Changing Weights and Biases Programmatically for “Neural Network Hacking” and more

TL;DR Using Tensorflow / Keras APIs to read and change Neural Network parameters.

A few days ago I came across a paper called “Hacking Neural Networks” by Michael Kissner aka @Spellwrath. It is a beautiful introduction to attacks against neural networks, very approachable and fun to read. What I liked most is that it comes together with a Github repository and some exercises to try the different attacks: https://github.com/Kayzaks/HackingNeuralNetworks

The first chapter introduces a simple attack where the main idea is that we want to cause a neural network to misclassify an image by just changing some part of the model. The assumption here is that we have access to the model file and we can change it arbitrarily. The model is saved in the HDF5 format (“model.h5”). The proposed solution and probably the most straightforward thing to do is to load the model using a tool such as HDFView that can edit the file and change it manually. But what if we want to do this programmatically?

Tensorflow and keras provide this possibility, however, the documentation is not the easiest to navigate. Here is how you could solve the exercises 0-0 and 0-1 programmatically.
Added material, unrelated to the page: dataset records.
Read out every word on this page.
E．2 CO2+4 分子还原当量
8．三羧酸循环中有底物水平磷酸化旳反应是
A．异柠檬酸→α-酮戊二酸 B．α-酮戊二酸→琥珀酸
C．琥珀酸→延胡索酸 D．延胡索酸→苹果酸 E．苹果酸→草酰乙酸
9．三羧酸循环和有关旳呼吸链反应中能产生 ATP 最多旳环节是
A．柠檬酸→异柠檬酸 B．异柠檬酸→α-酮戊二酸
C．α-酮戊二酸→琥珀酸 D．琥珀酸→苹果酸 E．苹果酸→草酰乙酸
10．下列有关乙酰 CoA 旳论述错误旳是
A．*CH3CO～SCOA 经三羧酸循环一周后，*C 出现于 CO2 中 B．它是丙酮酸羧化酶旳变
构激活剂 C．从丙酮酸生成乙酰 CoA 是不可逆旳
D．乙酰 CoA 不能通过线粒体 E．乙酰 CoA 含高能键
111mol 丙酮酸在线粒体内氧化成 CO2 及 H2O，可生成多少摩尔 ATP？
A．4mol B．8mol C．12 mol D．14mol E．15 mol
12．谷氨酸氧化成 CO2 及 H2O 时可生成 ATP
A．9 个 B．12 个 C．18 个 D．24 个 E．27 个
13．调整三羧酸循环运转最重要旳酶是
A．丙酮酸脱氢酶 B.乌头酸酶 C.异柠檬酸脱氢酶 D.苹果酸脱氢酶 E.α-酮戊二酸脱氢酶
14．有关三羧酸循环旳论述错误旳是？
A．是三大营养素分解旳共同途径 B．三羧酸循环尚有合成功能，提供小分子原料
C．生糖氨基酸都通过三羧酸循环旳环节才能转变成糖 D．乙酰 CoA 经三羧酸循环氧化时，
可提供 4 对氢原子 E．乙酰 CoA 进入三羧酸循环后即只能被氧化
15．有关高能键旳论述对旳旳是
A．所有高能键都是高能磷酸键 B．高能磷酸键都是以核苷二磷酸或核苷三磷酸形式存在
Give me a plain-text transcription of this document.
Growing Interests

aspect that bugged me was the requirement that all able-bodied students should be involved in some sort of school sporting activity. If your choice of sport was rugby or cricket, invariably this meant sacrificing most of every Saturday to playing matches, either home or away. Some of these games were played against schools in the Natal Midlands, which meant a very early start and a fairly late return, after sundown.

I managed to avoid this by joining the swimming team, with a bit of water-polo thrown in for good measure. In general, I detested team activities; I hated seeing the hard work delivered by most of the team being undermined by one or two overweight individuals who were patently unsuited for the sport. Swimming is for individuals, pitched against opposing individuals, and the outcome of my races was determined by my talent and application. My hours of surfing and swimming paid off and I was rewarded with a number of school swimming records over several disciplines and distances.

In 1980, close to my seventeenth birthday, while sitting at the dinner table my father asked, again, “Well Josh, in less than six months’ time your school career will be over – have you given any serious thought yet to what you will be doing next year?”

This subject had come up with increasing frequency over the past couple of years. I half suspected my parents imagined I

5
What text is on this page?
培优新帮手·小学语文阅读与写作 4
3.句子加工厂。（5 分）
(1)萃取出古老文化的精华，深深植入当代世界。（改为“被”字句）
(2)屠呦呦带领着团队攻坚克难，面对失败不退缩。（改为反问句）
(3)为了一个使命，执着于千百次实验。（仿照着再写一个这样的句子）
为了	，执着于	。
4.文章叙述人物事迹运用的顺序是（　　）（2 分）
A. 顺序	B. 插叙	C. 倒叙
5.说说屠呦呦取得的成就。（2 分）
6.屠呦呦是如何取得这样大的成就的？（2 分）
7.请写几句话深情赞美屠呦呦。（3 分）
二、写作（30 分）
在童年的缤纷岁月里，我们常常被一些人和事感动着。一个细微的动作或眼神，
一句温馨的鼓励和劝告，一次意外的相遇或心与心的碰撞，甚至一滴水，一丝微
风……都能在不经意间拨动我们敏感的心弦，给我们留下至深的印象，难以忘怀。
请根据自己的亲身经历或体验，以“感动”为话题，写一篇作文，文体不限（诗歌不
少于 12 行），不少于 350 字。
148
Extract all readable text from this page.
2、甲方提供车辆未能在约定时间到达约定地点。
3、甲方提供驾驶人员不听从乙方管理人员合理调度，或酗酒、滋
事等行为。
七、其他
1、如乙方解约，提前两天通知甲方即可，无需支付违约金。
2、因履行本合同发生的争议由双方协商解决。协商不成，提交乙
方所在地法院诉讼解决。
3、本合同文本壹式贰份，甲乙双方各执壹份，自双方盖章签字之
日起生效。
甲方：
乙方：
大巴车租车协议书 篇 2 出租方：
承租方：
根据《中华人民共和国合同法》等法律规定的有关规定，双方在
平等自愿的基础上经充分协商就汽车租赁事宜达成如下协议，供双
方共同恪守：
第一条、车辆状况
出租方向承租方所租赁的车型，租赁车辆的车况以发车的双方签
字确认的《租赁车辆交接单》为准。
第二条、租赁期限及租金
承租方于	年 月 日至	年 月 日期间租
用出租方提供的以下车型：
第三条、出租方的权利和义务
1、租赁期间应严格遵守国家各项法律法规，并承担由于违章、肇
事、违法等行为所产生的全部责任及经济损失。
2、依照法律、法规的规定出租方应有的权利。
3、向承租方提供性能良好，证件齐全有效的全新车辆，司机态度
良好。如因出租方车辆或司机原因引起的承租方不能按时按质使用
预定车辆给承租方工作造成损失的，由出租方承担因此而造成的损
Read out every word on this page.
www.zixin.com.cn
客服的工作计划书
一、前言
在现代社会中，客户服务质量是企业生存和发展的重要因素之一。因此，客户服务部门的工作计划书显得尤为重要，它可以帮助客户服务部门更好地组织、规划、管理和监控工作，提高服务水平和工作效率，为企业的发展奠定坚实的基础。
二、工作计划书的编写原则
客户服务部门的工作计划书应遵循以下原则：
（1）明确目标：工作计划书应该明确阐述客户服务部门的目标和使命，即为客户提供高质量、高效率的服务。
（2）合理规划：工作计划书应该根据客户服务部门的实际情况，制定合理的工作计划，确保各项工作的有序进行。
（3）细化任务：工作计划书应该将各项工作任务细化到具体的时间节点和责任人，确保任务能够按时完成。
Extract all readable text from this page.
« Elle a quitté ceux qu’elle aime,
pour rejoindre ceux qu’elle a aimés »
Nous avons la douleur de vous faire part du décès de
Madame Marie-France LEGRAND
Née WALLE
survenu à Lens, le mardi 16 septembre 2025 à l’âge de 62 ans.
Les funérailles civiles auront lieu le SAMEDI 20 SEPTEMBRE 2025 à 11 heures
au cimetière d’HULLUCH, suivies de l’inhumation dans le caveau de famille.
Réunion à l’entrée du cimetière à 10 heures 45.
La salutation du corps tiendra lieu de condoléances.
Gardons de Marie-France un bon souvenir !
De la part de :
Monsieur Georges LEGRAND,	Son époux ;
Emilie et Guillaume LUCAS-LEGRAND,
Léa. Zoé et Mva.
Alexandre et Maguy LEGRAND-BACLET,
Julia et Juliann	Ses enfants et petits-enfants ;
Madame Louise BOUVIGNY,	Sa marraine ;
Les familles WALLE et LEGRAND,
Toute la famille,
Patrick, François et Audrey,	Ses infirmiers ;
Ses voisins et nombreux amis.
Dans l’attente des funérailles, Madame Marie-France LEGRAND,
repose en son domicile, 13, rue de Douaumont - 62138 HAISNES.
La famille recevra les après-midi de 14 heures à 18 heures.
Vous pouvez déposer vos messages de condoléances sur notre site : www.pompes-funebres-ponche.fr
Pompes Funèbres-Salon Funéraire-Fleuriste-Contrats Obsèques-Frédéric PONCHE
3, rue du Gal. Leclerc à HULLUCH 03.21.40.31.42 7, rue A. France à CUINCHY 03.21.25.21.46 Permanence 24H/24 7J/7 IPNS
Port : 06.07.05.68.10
Note, that the code below works for Tensorflow v.2.0.

First, the necessary imports:

import tensorflow as tf
from tensorflow import keras
import numpy as np
from skimage import io

This part of the code is provided in the exercise code:

# Load the Image File with skimage.
# ('imread' was deprecated in SciPy 1.0.0, and will be removed in 1.2.0.)
image = io.imread('./fake_id.png')
processedImage = np.zeros([1, 28, 28, 1])
for yy in range(28):
   for xx in range(28):
       processedImage[0][xx][yy][0] = float(image[xx][yy]) / 255
 
# Load the Model
model = keras.models.load_model('./model.h5')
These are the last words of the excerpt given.